The situation is pretty straightforward. Janet De Mullin, a working mother running her own London hat shop, returns to the Dorset family home that she fled to have an illegitimate child. Now accompanied by her nine-year-old son, she fiercely resists all attempts to sacrifice her newfound freedom in order to perpetuate the family line.

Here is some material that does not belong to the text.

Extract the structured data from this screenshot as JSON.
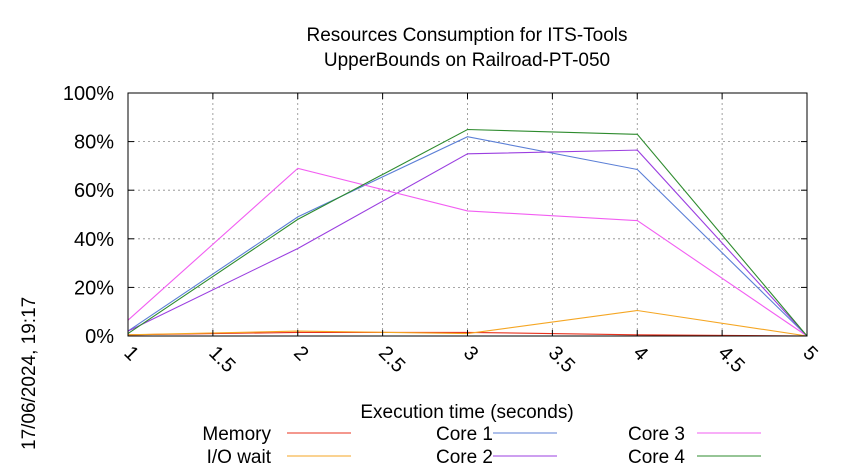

But while Hankin pins down the social hypocrisy that forces Janet to pose as a widow, and subtly indicates that she only achieved independence with the aid of a small legacy, there is a problem with the play: Hankin is so clearly on Janet’s side in countering patriarchal tyranny and the whaleboned snobbery of her female relatives that he never allows her to meet any credible opposition.

But even if the piece lacks genuine debate, it rattles along thanks to the sensible decision of the director Joshua Stamp-Simon to play it straight through, over 90 interval-free minutes. Charlotte Powell excellently gives it internal tension by suggesting that Janet’s bold assertiveness is accompanied by a lack of emotional sensitivity, especially in her disdainful treatment of her stay-at-home sister. Maya Wasowicz lends this character, secretly pining for a local curate, the forlorn beauty of the overlooked, and there is sound support from Stuart Organ as Janet’s blustering father and Roberta Taylor as her dithering mother.

It’s not as good a play as Hankin’s earlier The Return of the Prodigal, but it makes its point and shows us what Edwardian women had to endure in order to gain a measure of independence.